Fonctionnement en 3 étapes
- Le domaine émetteur génère une paire de clés RSA (privée + publique).
- La clé publique est publiée dans le DNS (record TXT `selector._domainkey.example.fr`).
- Chaque mail sortant est signé avec la clé privée. Le destinataire récupère la clé publique via DNS et vérifie la signature.
Exemple de record DKIM dans le DNS
mail._domainkey.example.fr. IN TXT "v=DKIM1; h=sha256; k=rsa; p=MIIBIjANBgkqhkiG..."

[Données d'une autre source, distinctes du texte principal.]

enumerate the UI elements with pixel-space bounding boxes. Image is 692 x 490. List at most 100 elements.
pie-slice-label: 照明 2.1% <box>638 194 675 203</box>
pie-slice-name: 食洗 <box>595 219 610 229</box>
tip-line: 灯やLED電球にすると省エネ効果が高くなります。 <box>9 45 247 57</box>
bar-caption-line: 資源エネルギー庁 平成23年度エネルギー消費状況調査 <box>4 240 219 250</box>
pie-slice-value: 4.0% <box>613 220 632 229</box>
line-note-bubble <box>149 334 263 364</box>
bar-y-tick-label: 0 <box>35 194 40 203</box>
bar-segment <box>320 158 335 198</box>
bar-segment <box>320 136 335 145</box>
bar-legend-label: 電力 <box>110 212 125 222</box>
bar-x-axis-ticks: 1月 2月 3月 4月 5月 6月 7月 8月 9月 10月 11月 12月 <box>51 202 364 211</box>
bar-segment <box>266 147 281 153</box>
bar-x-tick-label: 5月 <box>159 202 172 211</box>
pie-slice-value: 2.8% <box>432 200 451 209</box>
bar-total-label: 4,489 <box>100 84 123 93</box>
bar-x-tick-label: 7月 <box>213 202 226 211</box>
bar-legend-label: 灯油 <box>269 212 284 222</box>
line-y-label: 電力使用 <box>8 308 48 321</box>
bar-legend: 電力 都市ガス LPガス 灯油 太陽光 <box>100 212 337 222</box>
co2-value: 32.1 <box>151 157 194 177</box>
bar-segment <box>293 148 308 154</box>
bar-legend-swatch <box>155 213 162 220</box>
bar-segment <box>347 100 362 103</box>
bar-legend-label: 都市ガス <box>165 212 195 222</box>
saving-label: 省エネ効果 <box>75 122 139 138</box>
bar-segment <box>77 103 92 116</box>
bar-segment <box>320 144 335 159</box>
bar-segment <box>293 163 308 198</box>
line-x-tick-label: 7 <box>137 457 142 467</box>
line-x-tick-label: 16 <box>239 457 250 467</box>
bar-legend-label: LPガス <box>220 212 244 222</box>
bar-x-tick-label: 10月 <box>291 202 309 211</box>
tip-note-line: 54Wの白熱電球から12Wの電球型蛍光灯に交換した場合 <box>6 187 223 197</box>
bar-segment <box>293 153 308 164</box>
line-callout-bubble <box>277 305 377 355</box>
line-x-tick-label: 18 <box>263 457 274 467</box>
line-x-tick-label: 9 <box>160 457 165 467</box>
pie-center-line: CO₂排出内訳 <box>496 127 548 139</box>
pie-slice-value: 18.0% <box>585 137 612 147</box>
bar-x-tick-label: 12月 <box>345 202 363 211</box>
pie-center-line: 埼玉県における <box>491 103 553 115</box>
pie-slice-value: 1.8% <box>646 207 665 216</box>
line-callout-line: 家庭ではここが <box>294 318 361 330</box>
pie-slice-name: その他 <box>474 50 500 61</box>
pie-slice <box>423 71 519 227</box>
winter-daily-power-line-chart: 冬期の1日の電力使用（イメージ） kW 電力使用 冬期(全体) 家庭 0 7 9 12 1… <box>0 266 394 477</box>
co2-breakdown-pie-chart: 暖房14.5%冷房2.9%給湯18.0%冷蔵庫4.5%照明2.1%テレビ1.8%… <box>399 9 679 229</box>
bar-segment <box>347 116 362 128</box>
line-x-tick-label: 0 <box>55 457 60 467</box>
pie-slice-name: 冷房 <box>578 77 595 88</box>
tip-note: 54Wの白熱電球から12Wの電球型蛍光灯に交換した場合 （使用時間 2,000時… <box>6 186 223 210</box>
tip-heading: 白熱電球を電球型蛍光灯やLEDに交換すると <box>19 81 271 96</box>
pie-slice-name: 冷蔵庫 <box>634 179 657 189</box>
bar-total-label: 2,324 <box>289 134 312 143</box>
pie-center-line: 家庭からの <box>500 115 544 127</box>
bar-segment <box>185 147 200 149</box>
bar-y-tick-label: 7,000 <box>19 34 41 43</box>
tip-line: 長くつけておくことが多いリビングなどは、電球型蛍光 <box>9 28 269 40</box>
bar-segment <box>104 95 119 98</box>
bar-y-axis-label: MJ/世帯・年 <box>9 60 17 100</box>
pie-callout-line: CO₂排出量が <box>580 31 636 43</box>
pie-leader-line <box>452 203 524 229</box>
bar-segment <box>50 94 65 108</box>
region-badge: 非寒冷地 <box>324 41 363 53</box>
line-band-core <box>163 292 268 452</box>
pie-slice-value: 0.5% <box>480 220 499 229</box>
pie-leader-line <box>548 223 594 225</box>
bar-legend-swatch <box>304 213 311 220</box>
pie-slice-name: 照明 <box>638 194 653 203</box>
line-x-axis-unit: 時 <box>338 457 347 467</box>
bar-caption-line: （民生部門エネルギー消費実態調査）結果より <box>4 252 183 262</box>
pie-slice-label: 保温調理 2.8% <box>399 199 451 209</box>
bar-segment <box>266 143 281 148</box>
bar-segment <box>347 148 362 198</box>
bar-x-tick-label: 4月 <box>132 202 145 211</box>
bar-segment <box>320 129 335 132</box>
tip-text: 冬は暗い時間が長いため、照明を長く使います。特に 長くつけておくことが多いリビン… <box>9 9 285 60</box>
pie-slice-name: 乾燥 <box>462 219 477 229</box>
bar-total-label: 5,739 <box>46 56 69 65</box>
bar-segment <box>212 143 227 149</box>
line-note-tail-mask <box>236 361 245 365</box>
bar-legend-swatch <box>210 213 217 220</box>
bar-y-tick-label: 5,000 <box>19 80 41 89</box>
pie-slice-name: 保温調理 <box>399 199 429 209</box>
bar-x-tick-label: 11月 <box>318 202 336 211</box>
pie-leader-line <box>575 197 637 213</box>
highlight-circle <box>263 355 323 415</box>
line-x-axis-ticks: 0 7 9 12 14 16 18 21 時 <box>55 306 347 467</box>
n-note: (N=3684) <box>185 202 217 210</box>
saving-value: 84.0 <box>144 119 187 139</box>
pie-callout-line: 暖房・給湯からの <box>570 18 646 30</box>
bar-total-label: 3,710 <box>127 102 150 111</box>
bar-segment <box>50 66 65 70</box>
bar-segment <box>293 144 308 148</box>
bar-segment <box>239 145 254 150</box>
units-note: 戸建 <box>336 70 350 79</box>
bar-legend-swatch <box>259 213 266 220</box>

Lecture : « Pour vérifier les mails signés DKIM avec le sélecteur `mail`, utilisez la clé publique RSA dont la valeur encodée base64 commence par `MIIBIjAN...` »
Exemple d'en-tête DKIM-Signature dans un mail
DKIM-Signature: v=1; a=rsa-sha256; c=relaxed/relaxed;
d=example.fr; s=mail; t=1779625346;
bh=ZkPx9...; b=Aq3xL...
Pourquoi DKIM plutôt que SPF seul
- SPF casse sur les forwards (l'IP source change). DKIM résiste aux forwards (la signature voyage avec le mail).
- DKIM signe à la fois les en-têtes et le corps : altération en transit détectée.
- DKIM est nécessaire pour DMARC strict (alignement requis avec le domaine `From:`).
Limites de DKIM
- Une clé compromise impose une rotation. Cf concept de « selector » pour multiples clés actives en parallèle.
- RSA 1024 bits est trop court en 2026 — utilisez RSA 2048 bits minimum.
- DKIM ne protège pas en lui-même contre l'usurpation `From:` visible. Doit être combiné à DMARC.